One day while stretching out before my jog, a local pastor came jogging by on his morning workout. I thought to myself. "I will finish my stretching and catch up with him.” He was an old man (at least 35). “I shouldn't have any problem catching him." When I started, he was about 100 yards ahead of me. I took off on what I thought was a good pace. I wasn't gaining on him. I increased the pace. Finally after about 2.5 miles he was only about 20 yards ahead. I was tired; no, I was dying. But I couldn't let this old man beat me. I kept kicking. Just about the time I caught up with him nearing the end of the course, I got this tremendous snapping pain in the side of my left knee every time that I extended it forward. It felt like someone was stabbing me in the knee with each step. I had caught Him, but I couldn't go any further. Not much glory in this. I quit. He kept on jogging. Another round? I found out later that he used to run track for OSU and regularly ran marathons. The doctor told me that I should stay off my knee for a couple of weeks. I lost the discipline of jogging.
I've since tried to regain the discipline. It is not fun anymore. I weigh 40 pounds more. I am an "old man". The humidity of Coastal Carolina on a summer morning, even at sunrise is oppressive. I get tired of running very easy.
Sometimes I get tired of ministry. The variety of reasons, which confront me that explain why people don't want to follow Jesus or think they are following Jesus when they really are not, is sometimes overwhelming. I feel a responsibility to combat those reasons and to bring people to the Lordship of Jesus. When I don't see visible success, it is easy to lose motivation. Sometimes I get tired. Its like jogging. I get tired easy. And then every once-in-a-while something happens that is like someone spiritually stabbing you in the knee. I get tired.
What keeps me going? It is the glory of Jesus. His grace is overflowing. His salvation is an eternal weight of glory. He tired on the way to the cross. He had stabbing pain on the cross. He allows me the privilege of dying with Him. He allows me the privilege of enduring pain with Him. He allows me the privilege of living with Him. I never get tired of His glory. If I endure with Him, I will one day reign with Him. WOW! Say that again! If I endure with Him, I will one day reign with the King of Glory!!! But even if I am faithless, He will remain faithful because He cannot deny Himself! I've just gotta get my eyes off of the crud and back onto His glory!

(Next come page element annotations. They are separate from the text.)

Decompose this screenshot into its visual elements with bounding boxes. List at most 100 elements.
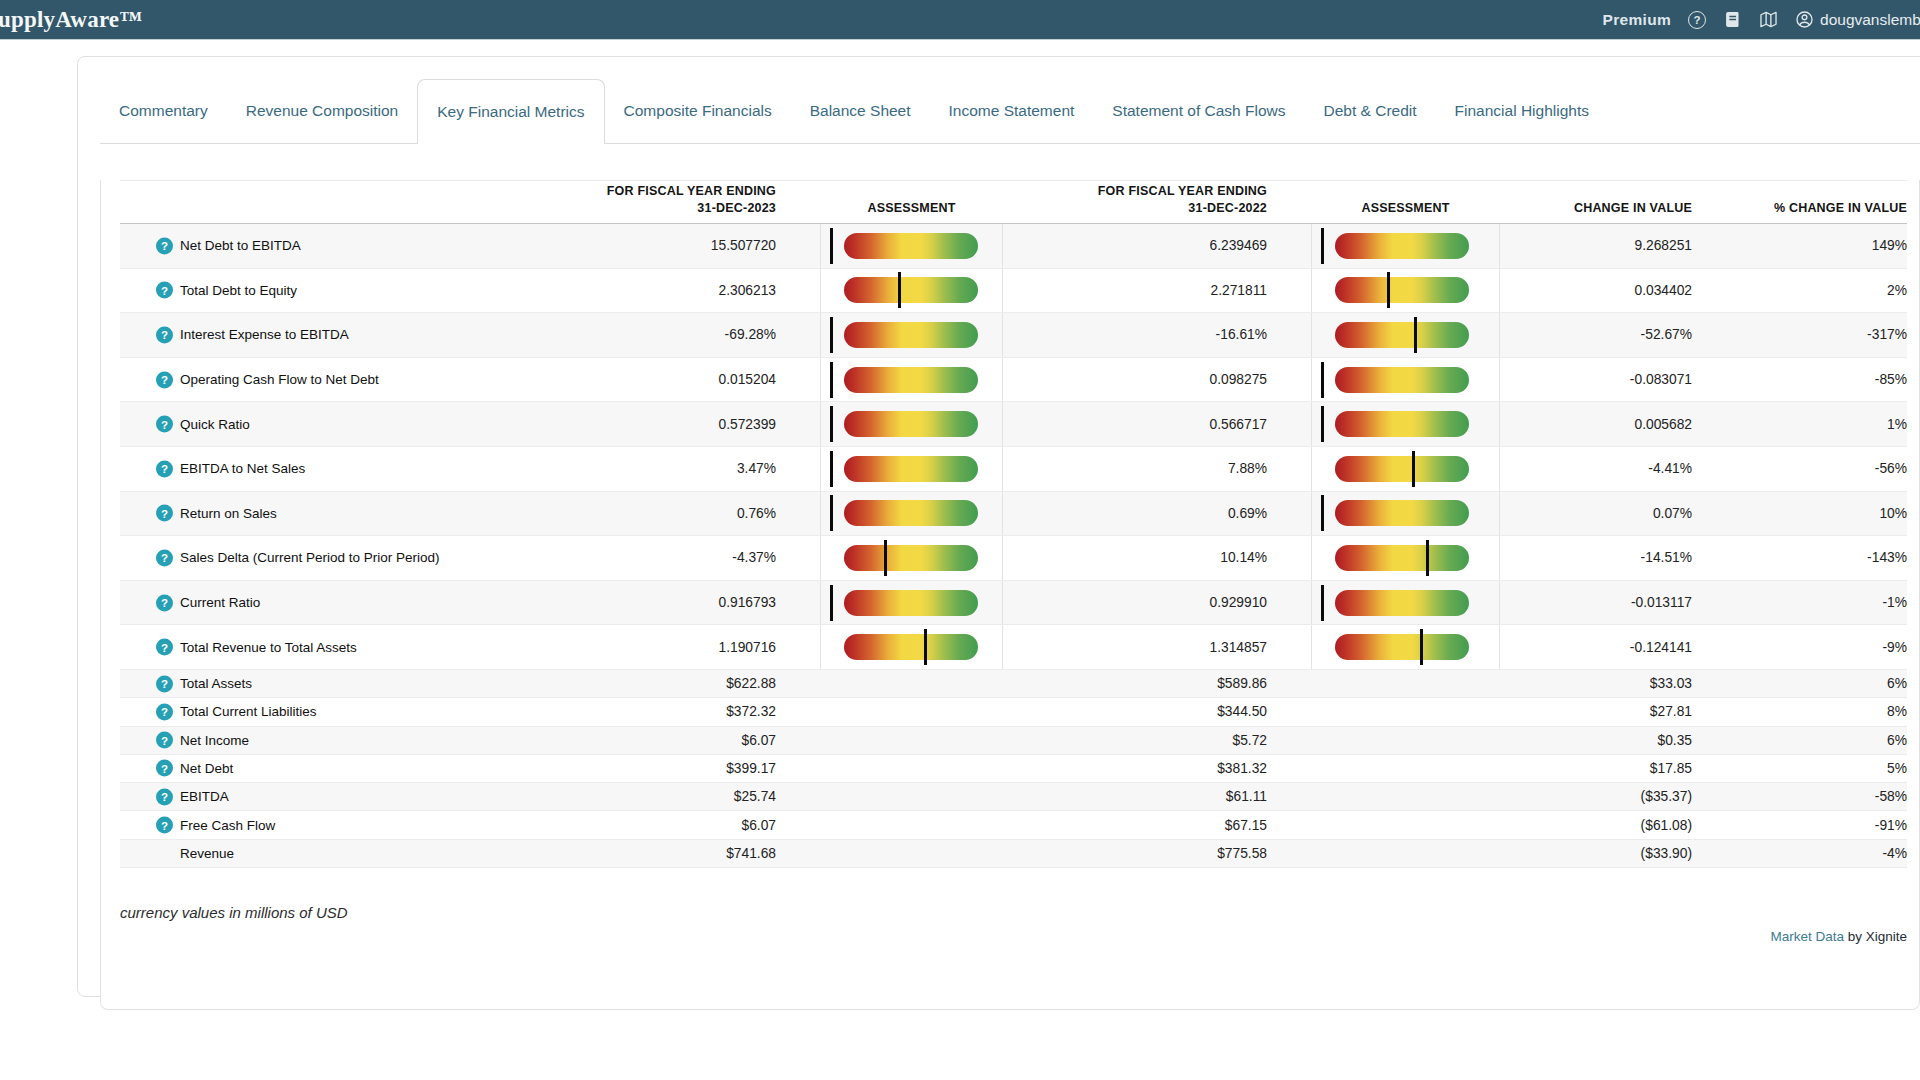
market-data-link[interactable]: Market Data <box>1770 929 1844 944</box>
tab-debt-credit[interactable]: Debt & Credit <box>1305 79 1436 143</box>
assessment-gauge-fy2023 <box>820 670 1003 697</box>
metric-help-icon[interactable]: ? <box>156 760 173 777</box>
table-row: ?EBITDA$25.74$61.11($35.37)-58% <box>120 783 1907 811</box>
tab-financial-highlights[interactable]: Financial Highlights <box>1436 79 1608 143</box>
assessment-gauge-fy2023 <box>820 224 1003 268</box>
metric-label: Sales Delta (Current Period to Prior Per… <box>180 550 440 565</box>
user-icon <box>1795 10 1814 29</box>
value-fy2023: $372.32 <box>702 698 820 725</box>
content-card: CommentaryRevenue CompositionKey Financi… <box>77 56 1920 997</box>
app-brand: upplyAware™ <box>0 7 142 33</box>
help-icon[interactable]: ? <box>1688 11 1706 29</box>
header-change-label: CHANGE IN VALUE <box>1574 200 1692 217</box>
assessment-gauge-fy2023 <box>820 581 1003 625</box>
table-row: ?Total Debt to Equity2.3062132.2718110.0… <box>120 269 1907 314</box>
gauge-marker <box>1420 629 1423 665</box>
tab-income-statement[interactable]: Income Statement <box>930 79 1094 143</box>
pct-change-in-value: -317% <box>1707 313 1907 357</box>
value-fy2023: 0.76% <box>702 492 820 536</box>
gauge-marker <box>1387 272 1390 308</box>
gauge-track <box>844 456 978 482</box>
pct-change-in-value: 1% <box>1707 402 1907 446</box>
header-assessment-1: ASSESSMENT <box>820 181 1003 223</box>
pct-change-in-value: 2% <box>1707 269 1907 313</box>
change-in-value: 0.005682 <box>1500 402 1707 446</box>
value-fy2022: $381.32 <box>1003 755 1311 782</box>
metric-help-icon[interactable]: ? <box>156 594 173 611</box>
metric-help-icon[interactable]: ? <box>156 416 173 433</box>
pct-change-in-value: -4% <box>1707 840 1907 867</box>
metric-help-icon[interactable]: ? <box>156 817 173 834</box>
metric-help-icon[interactable]: ? <box>156 549 173 566</box>
assessment-gauge-fy2023 <box>820 402 1003 446</box>
metric-name: ?Current Ratio <box>120 581 702 625</box>
metric-label: Net Debt <box>180 761 233 776</box>
gauge-marker <box>830 228 833 264</box>
header-fy2023-line2: 31-DEC-2023 <box>697 200 776 217</box>
change-in-value: 0.034402 <box>1500 269 1707 313</box>
value-fy2022: $67.15 <box>1003 811 1311 838</box>
top-bar: upplyAware™ Premium ? <box>0 0 1920 40</box>
metric-name: ?Total Revenue to Total Assets <box>120 625 702 669</box>
gauge-track <box>844 590 978 616</box>
tab-revenue-composition[interactable]: Revenue Composition <box>227 79 418 143</box>
metric-help-icon[interactable]: ? <box>156 505 173 522</box>
tab-commentary[interactable]: Commentary <box>100 79 227 143</box>
table-row: ?Quick Ratio0.5723990.5667170.0056821% <box>120 402 1907 447</box>
assessment-gauge-fy2023 <box>820 727 1003 754</box>
metric-name: ? Free Cash Flow <box>120 811 702 838</box>
attribution: Market Data by Xignite <box>120 929 1907 944</box>
metric-help-icon[interactable]: ? <box>156 675 173 692</box>
assessment-gauge-fy2022 <box>1311 581 1500 625</box>
change-in-value: $0.35 <box>1500 727 1707 754</box>
change-in-value: ($35.37) <box>1500 783 1707 810</box>
metric-label: Revenue <box>180 846 234 861</box>
currency-note: currency values in millions of USD <box>120 904 1919 921</box>
metric-help-icon[interactable]: ? <box>156 282 173 299</box>
metric-help-icon[interactable]: ? <box>156 703 173 720</box>
assessment-gauge-fy2022 <box>1311 492 1500 536</box>
gauge-marker <box>1414 317 1417 353</box>
assessment-gauge-fy2023 <box>820 811 1003 838</box>
value-fy2022: $5.72 <box>1003 727 1311 754</box>
assessment-gauge-fy2023 <box>820 755 1003 782</box>
value-fy2023: 1.190716 <box>702 625 820 669</box>
metric-help-icon[interactable]: ? <box>156 732 173 749</box>
gauge-marker <box>924 629 927 665</box>
tab-statement-of-cash-flows[interactable]: Statement of Cash Flows <box>1093 79 1304 143</box>
metric-help-icon[interactable]: ? <box>156 639 173 656</box>
tab-key-financial-metrics[interactable]: Key Financial Metrics <box>417 79 604 144</box>
metric-help-icon[interactable]: ? <box>156 326 173 343</box>
pct-change-in-value: 149% <box>1707 224 1907 268</box>
metric-help-icon[interactable]: ? <box>156 788 173 805</box>
value-fy2022: $589.86 <box>1003 670 1311 697</box>
pct-change-in-value: 10% <box>1707 492 1907 536</box>
gauge-track <box>844 500 978 526</box>
tab-balance-sheet[interactable]: Balance Sheet <box>791 79 930 143</box>
metric-help-icon[interactable]: ? <box>156 237 173 254</box>
gauge-track <box>844 277 978 303</box>
gauge-track <box>1335 277 1469 303</box>
metric-help-icon[interactable]: ? <box>156 460 173 477</box>
user-menu[interactable]: dougvanslembr <box>1795 10 1920 29</box>
assessment-gauge-fy2022 <box>1311 783 1500 810</box>
metric-help-icon[interactable]: ? <box>156 371 173 388</box>
metric-label: Total Debt to Equity <box>180 283 297 298</box>
value-fy2022: $61.11 <box>1003 783 1311 810</box>
book-icon[interactable] <box>1723 10 1742 29</box>
map-icon[interactable] <box>1759 10 1778 29</box>
value-fy2023: -4.37% <box>702 536 820 580</box>
metric-name: Revenue <box>120 840 702 867</box>
gauge-marker <box>1321 495 1324 531</box>
assessment-gauge-fy2023 <box>820 492 1003 536</box>
metric-label: EBITDA <box>180 789 229 804</box>
change-in-value: ($33.90) <box>1500 840 1707 867</box>
value-fy2023: 2.306213 <box>702 269 820 313</box>
gauge-marker <box>830 317 833 353</box>
assessment-gauge-fy2022 <box>1311 224 1500 268</box>
tab-composite-financials[interactable]: Composite Financials <box>605 79 791 143</box>
table-body: ?Net Debt to EBITDA15.5077206.2394699.26… <box>120 224 1907 868</box>
metric-label: Free Cash Flow <box>180 818 275 833</box>
table-row: ?Total Current Liabilities$372.32$344.50… <box>120 698 1907 726</box>
key-financial-metrics-panel: FOR FISCAL YEAR ENDING 31-DEC-2023 ASSES… <box>100 180 1920 1010</box>
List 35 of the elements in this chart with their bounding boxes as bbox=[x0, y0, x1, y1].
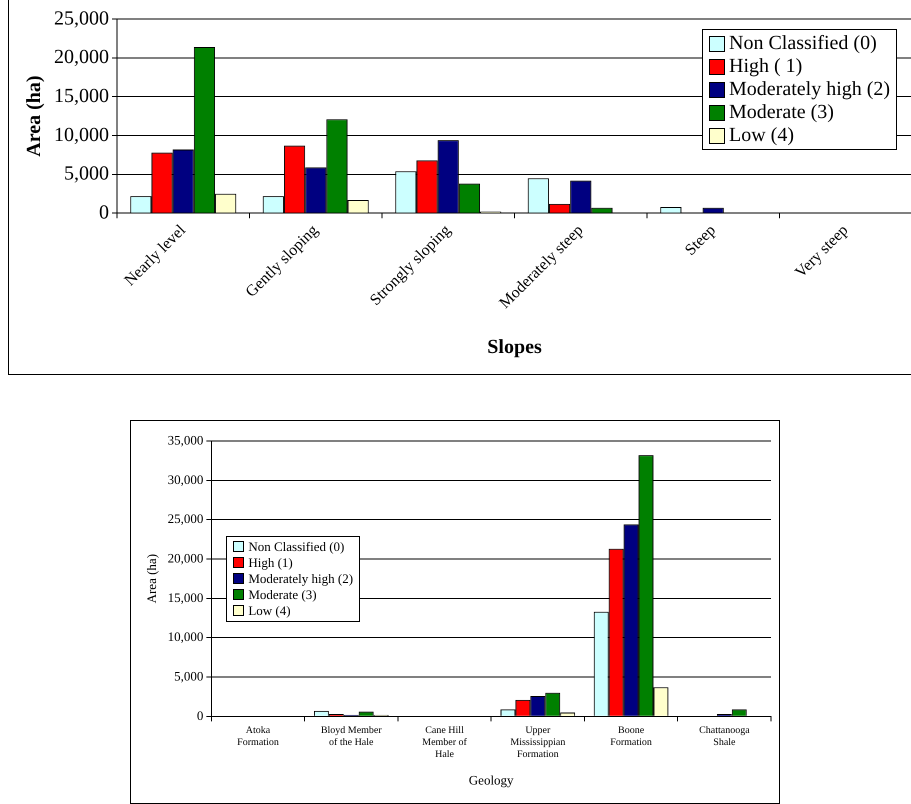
x-tick-label: Boone Formation bbox=[610, 725, 652, 748]
y-tick-label: 10,000 bbox=[168, 629, 204, 644]
legend-label: High ( 1) bbox=[729, 55, 802, 78]
legend-label: Moderately high (2) bbox=[729, 78, 890, 101]
x-tick-label: Cane Hill Member of Hale bbox=[422, 725, 468, 760]
y-tick-label: 20,000 bbox=[54, 46, 109, 68]
legend-label: Moderate (3) bbox=[248, 586, 317, 603]
y-tick-label: 25,000 bbox=[54, 7, 109, 30]
legend-label: Non Classified (0) bbox=[248, 538, 344, 555]
y-axis-title: Area (ha) bbox=[144, 554, 160, 604]
legend-label: Non Classified (0) bbox=[729, 32, 877, 55]
legend-label: Low (4) bbox=[248, 602, 291, 619]
y-tick-label: 25,000 bbox=[168, 511, 204, 526]
y-tick-label: 0 bbox=[196, 708, 204, 723]
legend-label: High (1) bbox=[248, 554, 293, 571]
y-tick-label: 5,000 bbox=[64, 162, 109, 185]
y-tick-label: 10,000 bbox=[54, 124, 109, 146]
y-tick-label: 15,000 bbox=[168, 590, 204, 605]
x-axis-title: Geology bbox=[468, 772, 514, 788]
legend-label: Low (4) bbox=[729, 124, 794, 147]
legend-label: Moderately high (2) bbox=[248, 570, 354, 587]
x-axis-title: Slopes bbox=[487, 336, 542, 358]
y-tick-label: 20,000 bbox=[168, 550, 204, 566]
y-tick-label: 0 bbox=[99, 201, 109, 224]
x-tick-label: Atoka Formation bbox=[237, 725, 279, 748]
legend-label: Moderate (3) bbox=[729, 101, 834, 124]
x-tick-label: Upper Mississippian Formation bbox=[510, 725, 566, 760]
x-tick-label: Bloyd Member of the Hale bbox=[320, 725, 382, 748]
y-tick-label: 15,000 bbox=[54, 84, 109, 107]
y-tick-label: 5,000 bbox=[174, 668, 204, 684]
y-tick-label: 35,000 bbox=[168, 432, 204, 448]
y-axis-title: Area (ha) bbox=[23, 75, 46, 157]
x-tick-label: Chattanooga Shale bbox=[699, 725, 750, 748]
y-tick-label: 30,000 bbox=[168, 472, 204, 487]
x-tick-label: Very steep bbox=[792, 222, 852, 282]
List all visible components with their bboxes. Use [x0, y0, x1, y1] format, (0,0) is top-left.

I have named His name. It is not about me. It is about Him. What have I to do with any iniquity? I want to depart from it because my life is not about me! It is about the glory of His name. God forbid that I should shame His name because of my iniquity! I want His beauty to shine through me. I want His name to be spread abroad. He is the glorious King! Indeed we serve a glorious King! Speak His glory to someone today!